Thursday, February 18, 2010

S’poreans take bigger bite of private homes

They account for 76% of home deals last year, highest since 2005: DTZ

Singaporeans had a better shot at owning a private home in 2009 as property prices fell in the early part of the year and mass-market launches were the order of the day.

Analysing caveats lodged, real estate consultancy DTZ found that Singaporeans’ share of private residential transactions reached 76 per cent last year. This exceeded the 73 per cent in 2008 and was the highest level since 2005.

Permanent residents accounted for 13 per cent of the deals – unchanged from the previous year.

In contrast, foreigners’ share shrank to 9 per cent from 11 per cent in 2008. But some market watchers believe this group of buyers could become more active this year, with more high-end projects in the market.

HDB upgraders spurred the revival in the property market last year when they snapped up suburban homes, taking advantage of lower prices at the height of the financial crisis. Encouraged by sentiment in this sector, developers focused on rolling out more mass-market projects.

DTZ pointed out that last year, those with HDB addresses made up 41 per cent of all private home buyers – almost double the 22 per cent in 2007.

Real Estate Developers Association of Singapore CEO Steven Choo said: ‘Typically, upgraders and mass-market buyers are locals, many of whom buy for owner-occupation’. This would be a key reason why Singaporeans accounted for a greater proportion of private home transactions last year.

Mr Choo said the same trend had played out in 1999 after the Asian Financial Crisis.

Ngee Ann Polytechnic real estate lecturer Nicholas Mak said that on the other hand, foreigners who buy property as an investment still prefer prime districts. But high-end or luxury launches were few and far between until the later part of last year.

In 2007, when prime projects were making headlines in an exuberant property market, Singaporeans accounted for just 67 per cent of private residential deals, whereas foreigners accounted for 13 per cent. PRs and companies together accounted for the other 20 per cent.

Industry watchers expect to see foreigners’ share of transactions edge up this year compared with 2009. ‘That’s nothing out of the ordinary, quite consistent with the (historical) pattern,’ said Mr Choo, explaining that this could happen as property prices rise and the pace of purchases by HDB upgraders slows.

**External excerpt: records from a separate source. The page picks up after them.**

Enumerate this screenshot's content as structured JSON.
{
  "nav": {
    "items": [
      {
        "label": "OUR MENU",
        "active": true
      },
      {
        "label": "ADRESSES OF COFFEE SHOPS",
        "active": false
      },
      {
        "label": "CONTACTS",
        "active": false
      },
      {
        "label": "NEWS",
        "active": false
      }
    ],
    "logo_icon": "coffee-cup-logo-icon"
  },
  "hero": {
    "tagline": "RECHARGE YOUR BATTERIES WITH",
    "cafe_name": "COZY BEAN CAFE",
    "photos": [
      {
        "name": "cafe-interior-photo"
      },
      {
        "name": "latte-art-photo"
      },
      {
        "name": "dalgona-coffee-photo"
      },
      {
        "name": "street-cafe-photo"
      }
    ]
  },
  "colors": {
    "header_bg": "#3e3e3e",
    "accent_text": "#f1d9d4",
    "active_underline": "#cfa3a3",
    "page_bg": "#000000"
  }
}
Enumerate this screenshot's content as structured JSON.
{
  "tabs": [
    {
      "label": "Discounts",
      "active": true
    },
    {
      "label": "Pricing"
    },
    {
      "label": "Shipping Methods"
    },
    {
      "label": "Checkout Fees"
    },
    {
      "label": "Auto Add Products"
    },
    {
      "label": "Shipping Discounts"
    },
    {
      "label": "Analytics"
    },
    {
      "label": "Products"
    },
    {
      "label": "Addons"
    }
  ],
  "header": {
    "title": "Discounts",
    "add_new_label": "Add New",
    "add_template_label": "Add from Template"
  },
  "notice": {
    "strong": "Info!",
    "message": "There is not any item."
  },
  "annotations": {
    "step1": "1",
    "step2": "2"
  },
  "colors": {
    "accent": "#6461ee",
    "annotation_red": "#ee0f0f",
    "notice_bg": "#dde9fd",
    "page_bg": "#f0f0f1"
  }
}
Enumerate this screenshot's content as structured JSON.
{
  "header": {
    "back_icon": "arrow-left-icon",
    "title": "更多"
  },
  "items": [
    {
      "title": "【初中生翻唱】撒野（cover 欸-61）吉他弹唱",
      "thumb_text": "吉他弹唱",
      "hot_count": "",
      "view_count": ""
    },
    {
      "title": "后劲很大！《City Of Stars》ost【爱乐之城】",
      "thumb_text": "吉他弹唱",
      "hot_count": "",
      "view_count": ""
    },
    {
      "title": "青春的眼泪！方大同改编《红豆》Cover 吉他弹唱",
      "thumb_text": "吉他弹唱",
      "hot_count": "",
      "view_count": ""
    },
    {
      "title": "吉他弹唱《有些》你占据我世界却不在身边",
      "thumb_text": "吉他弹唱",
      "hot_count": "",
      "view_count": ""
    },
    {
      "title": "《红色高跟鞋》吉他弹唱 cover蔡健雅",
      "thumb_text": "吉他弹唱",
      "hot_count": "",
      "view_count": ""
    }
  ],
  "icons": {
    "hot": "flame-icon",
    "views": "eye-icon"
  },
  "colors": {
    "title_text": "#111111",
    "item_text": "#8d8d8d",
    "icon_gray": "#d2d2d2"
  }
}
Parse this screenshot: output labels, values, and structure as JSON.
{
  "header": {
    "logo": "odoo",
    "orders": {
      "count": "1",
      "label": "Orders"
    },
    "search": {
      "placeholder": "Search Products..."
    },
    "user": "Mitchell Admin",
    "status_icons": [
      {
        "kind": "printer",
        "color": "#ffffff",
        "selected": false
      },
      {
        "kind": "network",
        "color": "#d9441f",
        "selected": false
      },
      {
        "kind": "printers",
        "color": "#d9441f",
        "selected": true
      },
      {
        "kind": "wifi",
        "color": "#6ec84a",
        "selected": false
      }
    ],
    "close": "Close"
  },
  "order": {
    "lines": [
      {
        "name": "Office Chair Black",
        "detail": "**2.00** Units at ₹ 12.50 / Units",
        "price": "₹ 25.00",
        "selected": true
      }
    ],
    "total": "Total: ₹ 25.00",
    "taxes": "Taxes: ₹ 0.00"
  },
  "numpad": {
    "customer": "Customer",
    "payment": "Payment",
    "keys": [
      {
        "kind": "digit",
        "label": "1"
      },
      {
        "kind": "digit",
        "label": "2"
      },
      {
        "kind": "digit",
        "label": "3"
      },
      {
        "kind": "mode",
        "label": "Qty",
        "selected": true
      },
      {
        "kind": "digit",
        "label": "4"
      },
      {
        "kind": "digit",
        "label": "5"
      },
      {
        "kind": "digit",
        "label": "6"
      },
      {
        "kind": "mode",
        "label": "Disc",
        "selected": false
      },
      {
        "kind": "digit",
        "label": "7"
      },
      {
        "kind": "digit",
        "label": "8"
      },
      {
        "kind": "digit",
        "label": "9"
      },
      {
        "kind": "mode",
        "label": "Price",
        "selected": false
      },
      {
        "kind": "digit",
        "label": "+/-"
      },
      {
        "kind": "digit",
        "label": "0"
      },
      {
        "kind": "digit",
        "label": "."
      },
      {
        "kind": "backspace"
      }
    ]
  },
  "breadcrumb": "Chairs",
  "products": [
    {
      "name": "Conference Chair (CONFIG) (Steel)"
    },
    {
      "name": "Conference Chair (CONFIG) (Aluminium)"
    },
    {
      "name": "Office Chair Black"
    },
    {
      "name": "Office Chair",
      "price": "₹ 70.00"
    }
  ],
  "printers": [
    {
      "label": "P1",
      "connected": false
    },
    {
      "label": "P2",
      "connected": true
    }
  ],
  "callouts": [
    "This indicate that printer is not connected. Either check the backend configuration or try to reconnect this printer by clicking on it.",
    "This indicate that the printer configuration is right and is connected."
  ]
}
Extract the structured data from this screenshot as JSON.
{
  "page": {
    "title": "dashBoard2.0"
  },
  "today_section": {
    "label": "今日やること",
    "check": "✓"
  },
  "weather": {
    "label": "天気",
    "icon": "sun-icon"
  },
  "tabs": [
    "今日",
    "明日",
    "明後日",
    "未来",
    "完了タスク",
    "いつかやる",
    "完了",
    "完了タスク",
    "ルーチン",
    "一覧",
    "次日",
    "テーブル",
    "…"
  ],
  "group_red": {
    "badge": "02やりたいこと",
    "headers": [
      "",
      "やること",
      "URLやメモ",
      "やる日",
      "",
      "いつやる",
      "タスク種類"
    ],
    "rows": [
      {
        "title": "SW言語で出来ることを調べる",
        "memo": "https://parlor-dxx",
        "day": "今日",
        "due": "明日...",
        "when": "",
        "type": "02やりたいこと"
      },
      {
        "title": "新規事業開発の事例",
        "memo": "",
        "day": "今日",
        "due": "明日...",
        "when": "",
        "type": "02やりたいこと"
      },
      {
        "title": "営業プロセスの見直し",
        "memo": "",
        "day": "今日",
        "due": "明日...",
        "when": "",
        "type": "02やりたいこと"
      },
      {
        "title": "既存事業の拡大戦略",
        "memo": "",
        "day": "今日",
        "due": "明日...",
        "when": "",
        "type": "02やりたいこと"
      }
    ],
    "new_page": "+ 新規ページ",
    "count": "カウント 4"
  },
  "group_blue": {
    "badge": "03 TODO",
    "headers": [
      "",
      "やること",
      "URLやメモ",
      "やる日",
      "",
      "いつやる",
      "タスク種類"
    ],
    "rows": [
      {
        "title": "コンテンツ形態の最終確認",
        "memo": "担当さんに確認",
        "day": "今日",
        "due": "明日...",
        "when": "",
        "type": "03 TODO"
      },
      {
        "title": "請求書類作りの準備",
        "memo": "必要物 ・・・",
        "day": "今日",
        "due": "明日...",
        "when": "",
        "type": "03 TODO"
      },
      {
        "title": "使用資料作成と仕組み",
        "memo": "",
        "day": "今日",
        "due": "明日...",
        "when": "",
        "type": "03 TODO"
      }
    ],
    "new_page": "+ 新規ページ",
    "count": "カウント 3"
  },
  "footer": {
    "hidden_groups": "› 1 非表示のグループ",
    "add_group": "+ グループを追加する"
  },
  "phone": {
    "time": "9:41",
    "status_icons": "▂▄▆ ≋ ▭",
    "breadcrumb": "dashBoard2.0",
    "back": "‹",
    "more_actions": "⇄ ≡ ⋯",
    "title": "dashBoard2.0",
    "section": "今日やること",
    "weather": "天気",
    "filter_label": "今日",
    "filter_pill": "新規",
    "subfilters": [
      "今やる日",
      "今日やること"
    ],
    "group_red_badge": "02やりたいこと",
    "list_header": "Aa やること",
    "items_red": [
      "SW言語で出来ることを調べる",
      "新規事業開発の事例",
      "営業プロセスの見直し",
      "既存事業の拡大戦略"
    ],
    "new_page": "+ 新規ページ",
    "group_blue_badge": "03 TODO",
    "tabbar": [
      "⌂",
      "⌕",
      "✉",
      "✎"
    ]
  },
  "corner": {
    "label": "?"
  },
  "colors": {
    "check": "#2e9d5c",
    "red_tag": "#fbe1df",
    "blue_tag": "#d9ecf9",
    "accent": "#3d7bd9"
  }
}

He said it is too early to say whether foreigners’ share of deals will return to the level in 2007 – there is still uncertainty in the markets, and there is a need to see how the global economy pans out in the second half of the year.

DTZ’s data does show HDB upgraders being increasingly sidelined as property prices rise. In Q4 2009, those with HDB addresses made up 34 per cent of all private home buyers, down from 56 per cent in Q1.

Prices of mass-market homes increased to $610 per sq ft in Q4 – 6.6 per cent up from Q2 and ‘back to almost the peak price level in Q4 2007′.

Going by sales reports from developers, foreign buyers are returning. There is also talk in the market that some buyers from China made their way here to view showflats over the Chinese New Year holiday.

According to DTZ, Malaysians were most active among non-Singaporeans in the property market last year, accounting for 27 per cent of transactions by foreigners and PRs. Indonesians followed with a 19 per cent share – the lowest since 1995 when caveats were available for analysis.

The Chinese were in third place, accounting for 15 per cent of the deals. Indians ranked fourth with a 12 per cent share.

DTZ noted that in the second half of 2009 there were more foreign buyers from other countries, particularly the UK, Korea and Australia.